# Conducting an orchestra



## conductor (May 20, 2013)

Hello from Germany,

I´ve joined v.i.control forum today looking and I´m forward to inspiring and interesting new contacts. I am a conductor and have been working with several composers recording music for movies, games and event companies. 

If You have any questions about conducting or orchestrations - You´re welcome to ask me.

Best regards to everybody

Bernhard


----------



## franto (Jun 5, 2013)

Welcome Bernhard to the forum! It's nice to have conductor here and be able to gain knowledge from this field, at least for me as selftrained orchestral hobbyist composer  Enjoy the f!orum


----------



## Frederick Russ (Jun 5, 2013)

conductor @ Mon May 20 said:


> Hello from Germany,
> 
> I´ve joined v.i.control forum today looking and I´m forward to inspiring and interesting new contacts. I am a conductor and have been working with several composers recording music for movies, games and event companies.
> 
> ...



Great to have you on the forum. When you can, please tell us more about your experiences, thanks.


----------



## conductor (Jun 15, 2013)

Hi Frederick,

thanks for the reply! My very good friend Hendrik Schwarzer told me about v.i.control, and I am glald to be here.
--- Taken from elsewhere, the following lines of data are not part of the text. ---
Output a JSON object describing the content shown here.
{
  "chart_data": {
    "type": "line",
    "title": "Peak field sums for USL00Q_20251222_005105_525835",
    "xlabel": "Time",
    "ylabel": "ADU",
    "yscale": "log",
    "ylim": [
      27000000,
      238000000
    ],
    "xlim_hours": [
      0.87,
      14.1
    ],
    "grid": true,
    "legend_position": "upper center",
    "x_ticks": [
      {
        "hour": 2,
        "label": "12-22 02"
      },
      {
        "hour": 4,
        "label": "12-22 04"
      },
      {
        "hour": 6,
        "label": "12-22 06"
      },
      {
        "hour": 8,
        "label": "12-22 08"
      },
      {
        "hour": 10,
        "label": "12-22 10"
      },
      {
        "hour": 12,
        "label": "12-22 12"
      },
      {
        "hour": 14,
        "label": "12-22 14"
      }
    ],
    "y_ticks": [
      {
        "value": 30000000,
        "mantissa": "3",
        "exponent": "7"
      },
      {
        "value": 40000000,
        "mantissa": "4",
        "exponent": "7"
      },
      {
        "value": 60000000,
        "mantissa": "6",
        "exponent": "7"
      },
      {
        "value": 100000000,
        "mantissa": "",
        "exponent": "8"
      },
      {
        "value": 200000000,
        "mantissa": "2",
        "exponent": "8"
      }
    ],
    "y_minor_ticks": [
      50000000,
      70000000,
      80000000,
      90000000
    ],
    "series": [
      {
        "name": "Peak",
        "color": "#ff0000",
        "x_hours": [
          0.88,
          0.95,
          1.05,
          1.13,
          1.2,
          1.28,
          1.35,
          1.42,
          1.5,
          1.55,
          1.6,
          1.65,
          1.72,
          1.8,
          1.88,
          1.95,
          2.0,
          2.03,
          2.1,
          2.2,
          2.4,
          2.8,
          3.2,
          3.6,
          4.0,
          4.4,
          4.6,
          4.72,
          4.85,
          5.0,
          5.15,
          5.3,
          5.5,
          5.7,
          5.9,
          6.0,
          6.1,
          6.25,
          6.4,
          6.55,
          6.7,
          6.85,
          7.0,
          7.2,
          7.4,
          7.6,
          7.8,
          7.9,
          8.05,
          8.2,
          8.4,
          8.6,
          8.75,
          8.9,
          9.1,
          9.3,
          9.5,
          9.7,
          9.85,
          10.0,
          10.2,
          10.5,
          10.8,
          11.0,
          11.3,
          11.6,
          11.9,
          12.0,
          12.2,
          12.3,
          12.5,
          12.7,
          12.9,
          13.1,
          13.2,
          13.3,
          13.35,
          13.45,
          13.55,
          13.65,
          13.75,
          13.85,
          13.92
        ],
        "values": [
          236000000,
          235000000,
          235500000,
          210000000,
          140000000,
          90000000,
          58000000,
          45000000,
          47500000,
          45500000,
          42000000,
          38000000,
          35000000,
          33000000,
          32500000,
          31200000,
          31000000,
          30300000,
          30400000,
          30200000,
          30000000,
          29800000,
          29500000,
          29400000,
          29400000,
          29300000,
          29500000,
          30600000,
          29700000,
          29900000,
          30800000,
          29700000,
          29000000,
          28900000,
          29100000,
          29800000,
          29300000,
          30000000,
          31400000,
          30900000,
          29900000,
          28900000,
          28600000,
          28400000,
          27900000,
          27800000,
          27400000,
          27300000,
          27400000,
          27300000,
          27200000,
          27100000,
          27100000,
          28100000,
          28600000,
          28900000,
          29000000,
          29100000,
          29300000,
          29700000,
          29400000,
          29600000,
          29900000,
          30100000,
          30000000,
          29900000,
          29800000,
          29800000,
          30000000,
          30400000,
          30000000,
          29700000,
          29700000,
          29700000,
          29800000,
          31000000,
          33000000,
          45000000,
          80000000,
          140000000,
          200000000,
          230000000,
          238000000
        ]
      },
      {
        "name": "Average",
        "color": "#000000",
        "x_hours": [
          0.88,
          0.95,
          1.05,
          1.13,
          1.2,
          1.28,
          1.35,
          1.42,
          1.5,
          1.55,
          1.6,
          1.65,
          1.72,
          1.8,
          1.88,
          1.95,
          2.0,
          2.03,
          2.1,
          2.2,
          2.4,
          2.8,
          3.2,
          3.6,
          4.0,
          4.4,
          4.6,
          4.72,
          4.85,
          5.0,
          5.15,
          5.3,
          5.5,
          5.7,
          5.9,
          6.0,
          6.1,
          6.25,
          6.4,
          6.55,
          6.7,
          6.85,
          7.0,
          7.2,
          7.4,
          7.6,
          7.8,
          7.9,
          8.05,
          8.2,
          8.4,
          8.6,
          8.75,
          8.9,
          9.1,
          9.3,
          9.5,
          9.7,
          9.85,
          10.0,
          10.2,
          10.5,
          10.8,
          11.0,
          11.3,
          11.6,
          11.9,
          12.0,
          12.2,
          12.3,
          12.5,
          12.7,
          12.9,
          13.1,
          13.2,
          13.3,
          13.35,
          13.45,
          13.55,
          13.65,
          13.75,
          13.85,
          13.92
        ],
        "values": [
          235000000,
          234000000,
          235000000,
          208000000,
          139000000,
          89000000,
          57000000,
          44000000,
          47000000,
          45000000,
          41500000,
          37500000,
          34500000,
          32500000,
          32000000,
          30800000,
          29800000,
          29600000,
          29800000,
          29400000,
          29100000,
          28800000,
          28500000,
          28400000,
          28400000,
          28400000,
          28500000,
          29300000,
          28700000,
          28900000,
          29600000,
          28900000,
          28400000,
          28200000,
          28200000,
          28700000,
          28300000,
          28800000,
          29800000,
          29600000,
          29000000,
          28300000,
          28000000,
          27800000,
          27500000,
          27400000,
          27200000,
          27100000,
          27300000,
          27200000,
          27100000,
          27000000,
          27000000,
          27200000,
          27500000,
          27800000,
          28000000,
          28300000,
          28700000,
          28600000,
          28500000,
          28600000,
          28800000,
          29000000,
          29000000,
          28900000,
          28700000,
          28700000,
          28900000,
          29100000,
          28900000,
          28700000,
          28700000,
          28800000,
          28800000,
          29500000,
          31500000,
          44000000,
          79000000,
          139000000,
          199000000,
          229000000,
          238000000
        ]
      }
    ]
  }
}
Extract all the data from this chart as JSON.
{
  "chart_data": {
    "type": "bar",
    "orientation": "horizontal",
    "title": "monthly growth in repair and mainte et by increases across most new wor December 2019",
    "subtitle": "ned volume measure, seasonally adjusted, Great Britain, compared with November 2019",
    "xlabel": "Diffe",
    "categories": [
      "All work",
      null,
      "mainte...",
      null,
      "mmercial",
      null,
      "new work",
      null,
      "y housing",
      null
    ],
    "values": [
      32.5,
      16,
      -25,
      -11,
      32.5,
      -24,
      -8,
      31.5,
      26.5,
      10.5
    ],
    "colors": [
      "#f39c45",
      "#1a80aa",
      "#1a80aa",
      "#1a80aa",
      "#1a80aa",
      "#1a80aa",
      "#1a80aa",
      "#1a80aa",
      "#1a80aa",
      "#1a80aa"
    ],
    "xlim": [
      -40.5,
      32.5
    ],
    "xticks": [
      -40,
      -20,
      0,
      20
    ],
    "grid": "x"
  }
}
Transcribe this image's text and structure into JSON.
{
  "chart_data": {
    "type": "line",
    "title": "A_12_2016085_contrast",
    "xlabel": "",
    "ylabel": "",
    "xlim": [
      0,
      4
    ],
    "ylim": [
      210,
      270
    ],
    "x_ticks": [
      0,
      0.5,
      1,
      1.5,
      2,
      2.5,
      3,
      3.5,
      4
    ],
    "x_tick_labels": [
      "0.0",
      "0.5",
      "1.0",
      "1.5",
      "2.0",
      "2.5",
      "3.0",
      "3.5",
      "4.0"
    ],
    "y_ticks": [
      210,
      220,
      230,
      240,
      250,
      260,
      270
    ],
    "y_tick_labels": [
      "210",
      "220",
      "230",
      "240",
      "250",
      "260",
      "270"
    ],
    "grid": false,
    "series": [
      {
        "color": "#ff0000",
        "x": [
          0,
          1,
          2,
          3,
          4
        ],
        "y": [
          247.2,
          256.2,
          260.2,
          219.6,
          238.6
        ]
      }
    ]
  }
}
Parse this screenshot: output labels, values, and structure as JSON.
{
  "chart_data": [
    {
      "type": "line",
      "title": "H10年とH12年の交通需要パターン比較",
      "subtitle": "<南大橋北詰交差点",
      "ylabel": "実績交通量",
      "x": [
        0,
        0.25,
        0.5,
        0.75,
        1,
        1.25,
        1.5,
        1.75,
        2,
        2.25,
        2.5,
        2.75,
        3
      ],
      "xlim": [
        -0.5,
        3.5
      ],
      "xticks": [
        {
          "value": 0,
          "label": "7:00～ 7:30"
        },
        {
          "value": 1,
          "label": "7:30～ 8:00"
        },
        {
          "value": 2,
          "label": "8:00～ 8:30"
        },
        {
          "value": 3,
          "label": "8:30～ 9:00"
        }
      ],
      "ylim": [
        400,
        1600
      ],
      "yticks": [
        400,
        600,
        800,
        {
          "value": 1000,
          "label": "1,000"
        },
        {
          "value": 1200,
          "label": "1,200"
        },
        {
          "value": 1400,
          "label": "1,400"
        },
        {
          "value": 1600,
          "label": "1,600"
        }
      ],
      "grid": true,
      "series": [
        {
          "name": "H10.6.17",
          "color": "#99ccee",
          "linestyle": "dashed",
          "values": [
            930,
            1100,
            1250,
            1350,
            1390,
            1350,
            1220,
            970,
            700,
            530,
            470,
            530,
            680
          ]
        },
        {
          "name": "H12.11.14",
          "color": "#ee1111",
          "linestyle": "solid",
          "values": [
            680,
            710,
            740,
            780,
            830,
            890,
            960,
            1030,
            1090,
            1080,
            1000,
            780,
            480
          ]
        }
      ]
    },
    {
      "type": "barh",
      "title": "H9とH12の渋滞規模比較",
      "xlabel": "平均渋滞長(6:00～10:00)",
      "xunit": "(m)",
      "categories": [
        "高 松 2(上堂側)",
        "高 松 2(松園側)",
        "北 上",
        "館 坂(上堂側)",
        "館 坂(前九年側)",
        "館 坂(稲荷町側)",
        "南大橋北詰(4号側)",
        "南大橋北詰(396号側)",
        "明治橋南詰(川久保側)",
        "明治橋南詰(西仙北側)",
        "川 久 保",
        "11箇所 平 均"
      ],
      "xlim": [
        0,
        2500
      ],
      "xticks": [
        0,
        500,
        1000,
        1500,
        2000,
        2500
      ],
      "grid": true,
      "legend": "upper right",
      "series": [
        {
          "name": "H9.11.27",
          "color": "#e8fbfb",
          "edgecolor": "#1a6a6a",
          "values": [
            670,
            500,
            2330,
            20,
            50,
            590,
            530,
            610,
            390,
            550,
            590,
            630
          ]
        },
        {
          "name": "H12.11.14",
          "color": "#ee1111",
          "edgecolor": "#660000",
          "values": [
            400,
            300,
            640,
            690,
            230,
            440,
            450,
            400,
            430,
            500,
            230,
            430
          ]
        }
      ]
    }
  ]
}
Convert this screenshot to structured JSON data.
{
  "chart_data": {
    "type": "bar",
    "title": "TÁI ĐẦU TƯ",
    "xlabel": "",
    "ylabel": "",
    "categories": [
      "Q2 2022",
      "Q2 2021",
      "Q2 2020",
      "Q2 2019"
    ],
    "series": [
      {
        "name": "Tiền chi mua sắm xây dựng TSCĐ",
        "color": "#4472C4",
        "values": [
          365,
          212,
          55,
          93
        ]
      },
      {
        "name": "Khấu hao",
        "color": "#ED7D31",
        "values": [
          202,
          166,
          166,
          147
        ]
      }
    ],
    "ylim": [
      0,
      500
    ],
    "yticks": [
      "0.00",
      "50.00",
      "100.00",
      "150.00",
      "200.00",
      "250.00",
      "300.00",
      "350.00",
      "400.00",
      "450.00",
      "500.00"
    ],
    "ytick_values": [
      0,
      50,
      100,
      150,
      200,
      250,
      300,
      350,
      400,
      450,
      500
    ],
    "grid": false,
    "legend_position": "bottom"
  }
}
I think that the experience to work with a symphonic orchestra gives even to composers who work just with libraries a big amount of new ideas, inspiration and sound experience. 

Therefor this weekend I will announce a conducting masterclass in july, where composers can record a short piece of their own - and I am really looking forward which the reactions will be! 

Have a nice day and best regards

Bernhard


----------



## franto (Jun 15, 2013)

Wow Bernhard, that sounds interesting!


----------